At the station, the cops are dumb and useless and soon enough, dying in great numbers as the power is shut off, and Heart Eyes shows up. His glowing heart eyes in his mask look pretty awesome. Eventually, Ally and Jay escape the police station and end up in a drive-in movie theater, which is like an All You Can Eat Buffet for a serial killer who specifically targets lovers, so there's a lot more bodies.

But in the end, Ally and Jay take down Heart Eyes, killing him, and when they unmask him, he is revealed to be... just some dude. The carnage over, everyone breathes a sigh of relief and heads home... Oh crap, there's still like 20 minutes left in this film. But how? Heart Eyes is dead, what else could possibly happen?

Unless...


A combination Valentine’s Day rom-com and slasher-horror movie, my wife dubbed this film "just the right amount of scary" which means it's not actually scary at all. It's gory, sure, but not scary. I think there's maybe two jump-scares, and that's the cheapest, most basic scare a horror movie can do. Other than that, it's just some blood and splatter, and all of that is either implied or cartoonish. Also, for a Valentine's Day horror film about a killer who targets lovers? No nudity. Plenty of blood. Plenty of red meat. Not even a hint of skin. Ally's big rubber cock is the most you get. I feel like these basically PG-13-level sexless splatter-fest horror films might say something about America that is pretty shitty.

Anyway...

Other than that, Heart Eyes is a nicely self-aware little film. It pokes fun at the typical rom-com cliches, all while doing a good job of working them into the gory tropes of your typical slaher flick. But despite being self-aware, it still just hits all the expected beats in all the expected ways, except for two genres, instead of one. Really, once you're past the pretty clever twist of how our characters get involved, it quickly becomes apparent that, while kinda fun, Heart Eyes isn't actually meant to be a parody of either genre, it's just the usual notes of both mixed together. It's kind of like the cinematic version of rap-metal, just a pleasing blending of styles, offering nothing more. 

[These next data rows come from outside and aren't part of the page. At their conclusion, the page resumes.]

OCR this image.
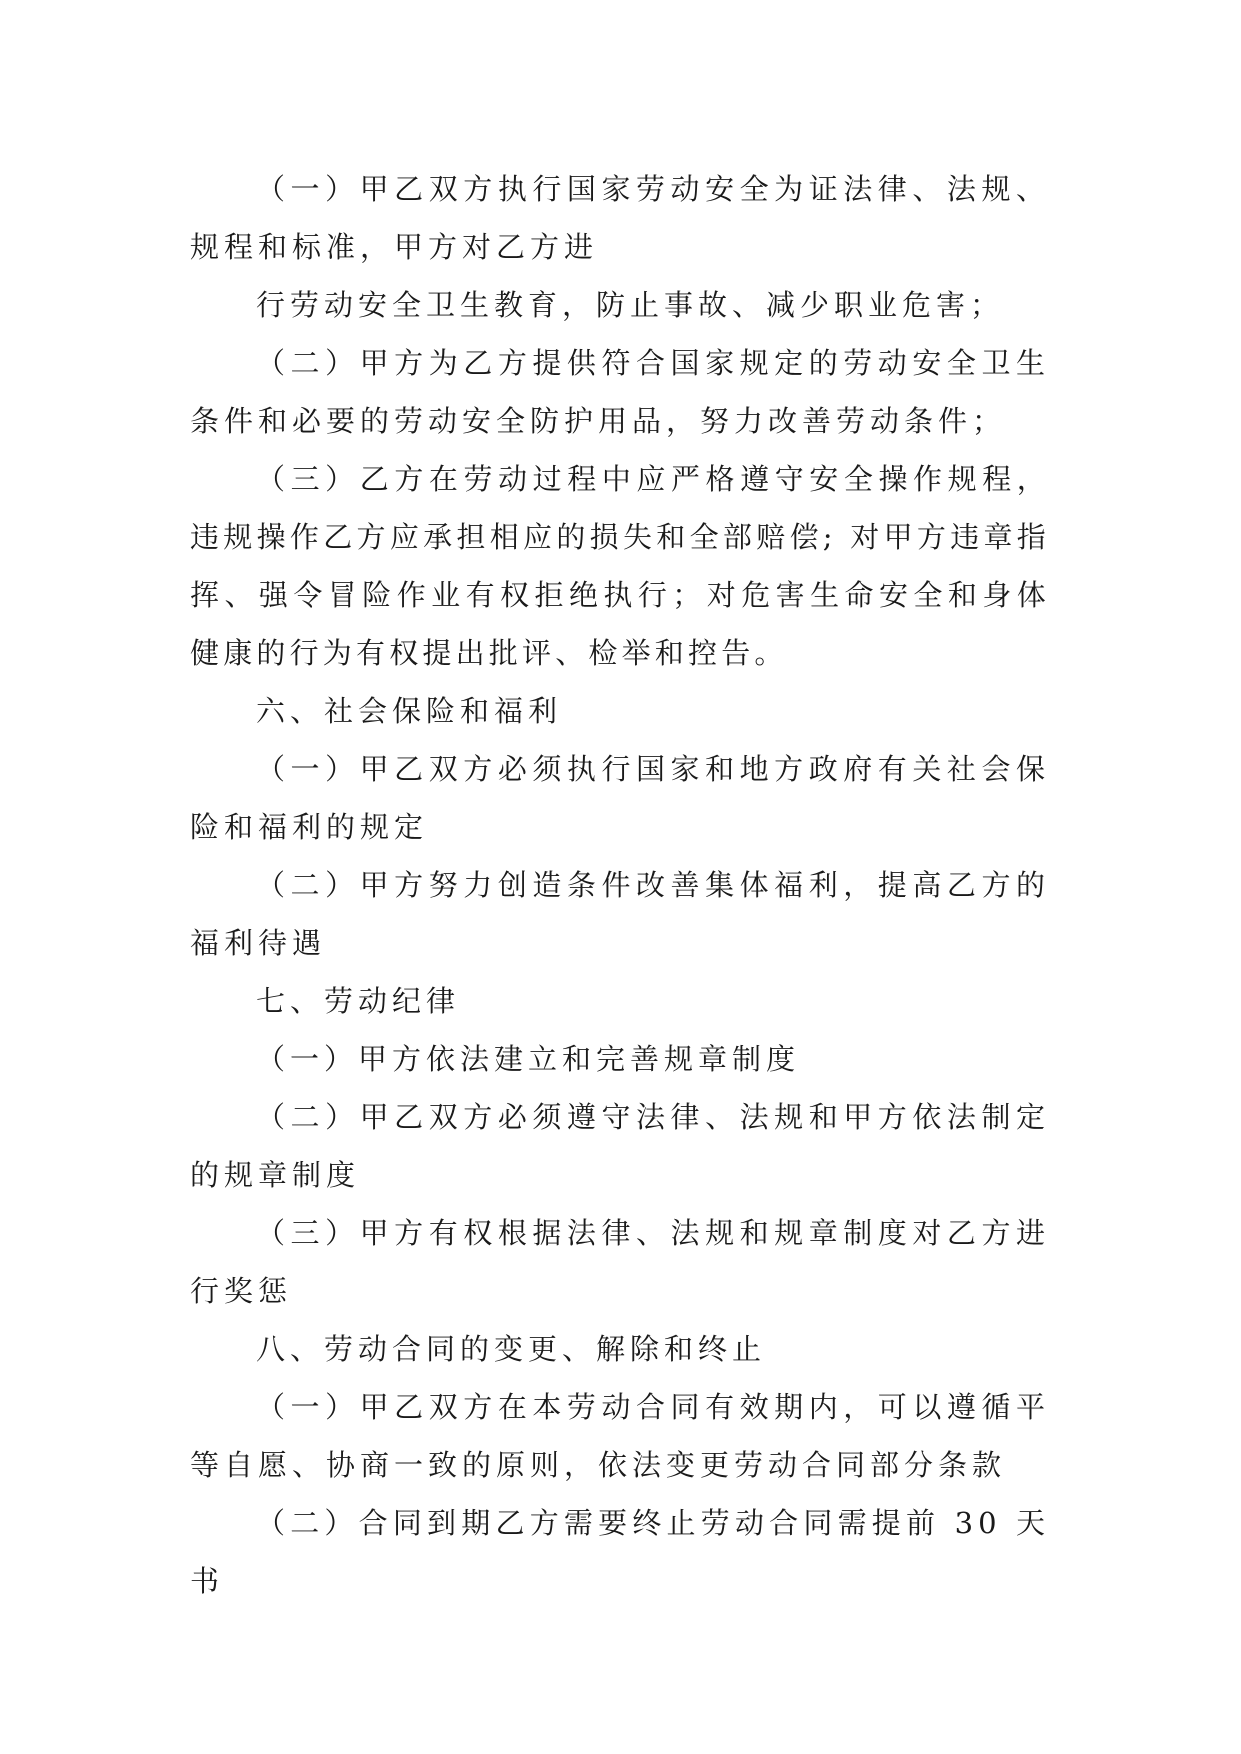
（一）甲乙双方执行国家劳动安全为证法律、法规、规程和标准，甲方对乙方进

行劳动安全卫生教育，防止事故、减少职业危害；

（二）甲方为乙方提供符合国家规定的劳动安全卫生条件和必要的劳动安全防护用品，努力改善劳动条件；

（三）乙方在劳动过程中应严格遵守安全操作规程，违规操作乙方应承担相应的损失和全部赔偿; 对甲方违章指挥、强令冒险作业有权拒绝执行；对危害生命安全和身体健康的行为有权提出批评、检举和控告。

六、社会保险和福利

（一）甲乙双方必须执行国家和地方政府有关社会保险和福利的规定

（二）甲方努力创造条件改善集体福利，提高乙方的福利待遇

七、劳动纪律

（一）甲方依法建立和完善规章制度

（二）甲乙双方必须遵守法律、法规和甲方依法制定的规章制度

（三）甲方有权根据法律、法规和规章制度对乙方进行奖惩

八、劳动合同的变更、解除和终止

（一）甲乙双方在本劳动合同有效期内，可以遵循平等自愿、协商一致的原则，依法变更劳动合同部分条款

（二）合同到期乙方需要终止劳动合同需提前 30 天书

That doesn't mean it's bad, it's more... not really great. It's fine.

Still, like I said earlier, the Killer looks great. The mask alone is basically a guarantee that this will become a franchise. Also, the gore is inventive and splashy, so it definitely delivers on that end. And the cast is great too, so despite it doing all the expected Rom-Com things, at least it's charming about it. I also liked the mini-crossbow as the killer's weapon of choice. It's kind of an anti-cupid thing, maybe, not quite, but kinda. An interesting choice nonetheless.

That said, I did feel like the opening was a little too try-hard in it's figurative and literal influencer skewering. I'm not saying that it wasn't accurate or anything, just that it felt like low hanging fruit. Too easy and too expected.

Which is basically the film's biggest issue.

On top of all that, while I'll allow that you could fairly say that the end reveal wasn't really guessable, I think it's also fair to say that the reason it's not guessable is not because it's clever, and more because it was so deliberately random and from out-of-left-field. Like, yeah, I didn't quite see it coming, but I'm still not impressed, and if we're being honest here, the explanation only makes sense if you don't think about it too much.

So, while neither all that well-written, nor all that clever, Heart Eyes is still kind of fun. The leads are great together too, so I'd recommend checking it out if you like these kinds of films and have some extra time. It's a fun popcorn flick with "just the right amount of scary." And while I imagine the inevitable sequel will be the definition of diminishing returns, I'll still check it out eventually.